Matt Stovall's smile was contagious and so were the energy and drive with which he awoke every morning, his fellow soldiers who served with him in Iraq say, and that drove them to follow him at all costs, even in the hellish landscape of war.

With his death at the hands of enemy forces in Iraq last week, there is comfort in the knowledge that 1st Lt. Matthew Ryan Stovall believed in the cause for which he willingly sacrificed his life.

He understood the greater evil that threatens our freedom and was enthusiastic about planting the seeds of democracy in a pivotal but unstable region of the world.

And there is comfort, as the commander of the Mississippi National Guard observed, that Stovall knew another who sacrificed, who willingly laid down His life for the sins of the world. And, because of his faith in Christ, Lt. Stovall enjoys eternal rest from the toils and cares of this life.

The tributes that have poured in from those he served with in battle are profoundly moving.

Several members of a transportation unit to which Stovall was just recently attached sent e-mails to his family this week expressing their love and admiration for their fallen leader.

SPC Keaton Eliot Nielsen was one of those who wrote. He told the family that the English language has no words to convey the love Stovall had for his platoon - nor the feeling of loss which they all suffer.

"As the A-Team platoon leader, Matt was busy and sometimes very difficult to find. The easiest way I found to locate him was to follow the sound of laughter and trail of smiling people and there, in the center of a group of people joking and laughing would be LT with a grin. I could never quite understand how this man, away from his wife and son, could possibly be so happy so often, but that is how he was. Always with a contagious smile trying to make light of every situation."

Only 25 years old, Stovall believed in his mission to Iraq and relayed that to a class of Philadelphia Elementary School 5th graders with whom he communicated on a weekly basis last year, telling them, among other things, American soldiers were doing many good things such as re-opening schools and restoring clean drinking water.

He would tell the students they should appreciate being free and being able to attend school. And he also cautioned them not to believe everything they saw on the news - that he and the other soldiers were actually doing lots of good.

Stovall's death is the second in Iraq for the National Guard's 367th Maintenance Company based here, a terrific blow to this community and the families of the men and women still serving.

Sgt. Joshua S. Ladd was remembered as a hero with a sacrificial heart after he died May 1 in Iraq. The 20-year-old Ladd received a hero's farewell. And the turnout Sunday was as much for Ladd as it was Stovall because we have been bound by their deaths and inspired by their lives to be better Americans.

The individual acts of patriotism by ordinary people had an extraordinary impact. To see both sides of Beacon Street through downtown packed with mourners drove some to tears. A large headline in Mississippi's largest newspaper proclaimed: "Town shows respect, not bitterness."

The outpouring along the entire nine-mile route Stovall's funeral procession took to the Coldwater Baptist Church Cemetery was moving.

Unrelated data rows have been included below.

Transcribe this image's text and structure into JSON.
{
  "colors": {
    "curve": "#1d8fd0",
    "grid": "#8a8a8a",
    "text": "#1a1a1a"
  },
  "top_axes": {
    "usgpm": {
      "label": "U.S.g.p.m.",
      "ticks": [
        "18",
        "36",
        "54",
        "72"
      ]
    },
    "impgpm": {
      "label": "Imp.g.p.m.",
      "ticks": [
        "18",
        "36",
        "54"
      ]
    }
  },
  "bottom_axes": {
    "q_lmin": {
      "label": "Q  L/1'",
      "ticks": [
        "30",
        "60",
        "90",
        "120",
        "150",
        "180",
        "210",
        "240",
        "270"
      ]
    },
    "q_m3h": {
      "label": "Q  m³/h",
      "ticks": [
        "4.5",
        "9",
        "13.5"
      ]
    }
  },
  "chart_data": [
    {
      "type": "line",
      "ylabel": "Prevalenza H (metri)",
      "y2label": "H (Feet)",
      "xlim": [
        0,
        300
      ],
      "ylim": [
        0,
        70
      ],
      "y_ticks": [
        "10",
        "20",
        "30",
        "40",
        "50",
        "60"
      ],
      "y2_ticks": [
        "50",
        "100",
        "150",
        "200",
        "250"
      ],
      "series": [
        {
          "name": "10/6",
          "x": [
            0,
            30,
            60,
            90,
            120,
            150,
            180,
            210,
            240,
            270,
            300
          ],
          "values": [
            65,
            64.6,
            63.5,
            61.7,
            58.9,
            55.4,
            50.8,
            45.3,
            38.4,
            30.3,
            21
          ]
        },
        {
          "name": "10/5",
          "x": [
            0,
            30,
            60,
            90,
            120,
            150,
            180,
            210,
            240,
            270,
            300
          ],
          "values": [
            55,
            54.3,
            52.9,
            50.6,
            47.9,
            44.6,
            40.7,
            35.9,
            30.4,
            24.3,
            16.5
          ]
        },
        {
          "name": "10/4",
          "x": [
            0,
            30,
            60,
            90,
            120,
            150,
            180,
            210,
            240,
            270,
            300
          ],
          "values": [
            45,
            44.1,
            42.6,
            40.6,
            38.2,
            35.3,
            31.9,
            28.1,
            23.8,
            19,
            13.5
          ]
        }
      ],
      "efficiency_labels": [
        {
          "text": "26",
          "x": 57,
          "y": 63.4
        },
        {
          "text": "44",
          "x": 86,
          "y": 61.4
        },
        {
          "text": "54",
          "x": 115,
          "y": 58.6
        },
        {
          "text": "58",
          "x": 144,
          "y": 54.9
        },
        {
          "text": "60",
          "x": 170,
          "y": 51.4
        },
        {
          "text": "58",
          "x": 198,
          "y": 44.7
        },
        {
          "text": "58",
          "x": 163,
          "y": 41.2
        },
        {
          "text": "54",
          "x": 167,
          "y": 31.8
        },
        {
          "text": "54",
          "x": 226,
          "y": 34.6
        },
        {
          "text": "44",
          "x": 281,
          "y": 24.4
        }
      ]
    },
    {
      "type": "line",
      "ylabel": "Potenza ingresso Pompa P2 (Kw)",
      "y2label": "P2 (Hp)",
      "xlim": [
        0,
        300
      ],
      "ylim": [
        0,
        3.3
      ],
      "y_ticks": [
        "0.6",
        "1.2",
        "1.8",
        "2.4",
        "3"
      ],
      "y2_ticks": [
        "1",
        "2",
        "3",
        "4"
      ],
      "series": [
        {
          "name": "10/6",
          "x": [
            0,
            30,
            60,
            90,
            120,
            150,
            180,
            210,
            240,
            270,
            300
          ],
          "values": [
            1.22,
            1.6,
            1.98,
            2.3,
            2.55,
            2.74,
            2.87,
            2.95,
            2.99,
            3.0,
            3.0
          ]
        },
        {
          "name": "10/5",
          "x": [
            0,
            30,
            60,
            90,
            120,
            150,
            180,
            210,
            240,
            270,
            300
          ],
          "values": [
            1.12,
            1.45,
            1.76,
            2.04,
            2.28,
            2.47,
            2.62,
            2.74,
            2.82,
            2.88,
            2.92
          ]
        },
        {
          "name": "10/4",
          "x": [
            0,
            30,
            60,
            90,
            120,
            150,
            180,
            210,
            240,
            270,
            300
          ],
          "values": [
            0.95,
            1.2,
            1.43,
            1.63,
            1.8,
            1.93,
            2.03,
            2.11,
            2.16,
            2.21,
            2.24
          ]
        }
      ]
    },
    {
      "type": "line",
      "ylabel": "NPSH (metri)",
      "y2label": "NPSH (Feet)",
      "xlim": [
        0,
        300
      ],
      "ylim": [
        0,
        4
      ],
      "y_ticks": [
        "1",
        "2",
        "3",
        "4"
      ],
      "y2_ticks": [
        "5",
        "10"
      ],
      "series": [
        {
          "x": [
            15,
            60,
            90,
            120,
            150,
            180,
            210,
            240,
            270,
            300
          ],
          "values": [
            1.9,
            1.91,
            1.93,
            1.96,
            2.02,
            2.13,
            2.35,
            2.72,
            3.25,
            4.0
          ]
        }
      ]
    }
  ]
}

Mourners, some of them with American flags and handmade banners, stood in parking lots, in front of churches, in their front yards and alongside the highway as the procession passed.

They did so because of the debt owed to the Ladd and Stovall families.

Stovall responded to an e-mail from the students one day last year asking, among other things, if he'd seen any animals.

"I've seen some donkeys, camels, scorpions, and some cool birds," Stovall wrote, which reminds us of what Lt. Col. Tim Collins told the battle group of the 1st Battalion of the Royal Irish in a pep talk 20 miles from the Iraqi border as the U.S. deadline for Saddam Hussein to leave Iraq ticked away last year.

"Iraq is steeped in history. It is the site of the Garden of Eden, of the Great Flood and the birthplace of Abraham. Tread lightly there.

"You will see things that no man could pay to see and you will have to go a long way to find a more decent, generous and upright people than the Iraqis.

"You will be embarrassed by their hospitality even though they have nothing."

Stovall had evidently experienced at least a glimpse of that Iraq and was driven by serving the greater good of mankind.

In the pep talk Lt. Collins spoke of those who would not see the end of the campaign. "We will put them in their sleeping bags and send them back. There will be no time for sorrow."

And indeed we feel compassion for the men and women Lt. Stovall left behind in Iraq who must continue the fight for freedom. But we imagine that with his characteristic broad grin the lieutenant might tell his band of brothers in Iraq if he could: "Do not mourn me dead! Carry on the mission - but when you die make sure you go up and not down."

Lt. Stovall was not perfect, as glowing as the comments have been. None are sinless. But his commitment to his Faith, his family and country are a model for all to follow.

Matt. Matty. Lieutenant. Or just one of the Stovall boys. Matt is not just another American hero, he is one of ours and we must never take for granted the liberties for which he laid down his life.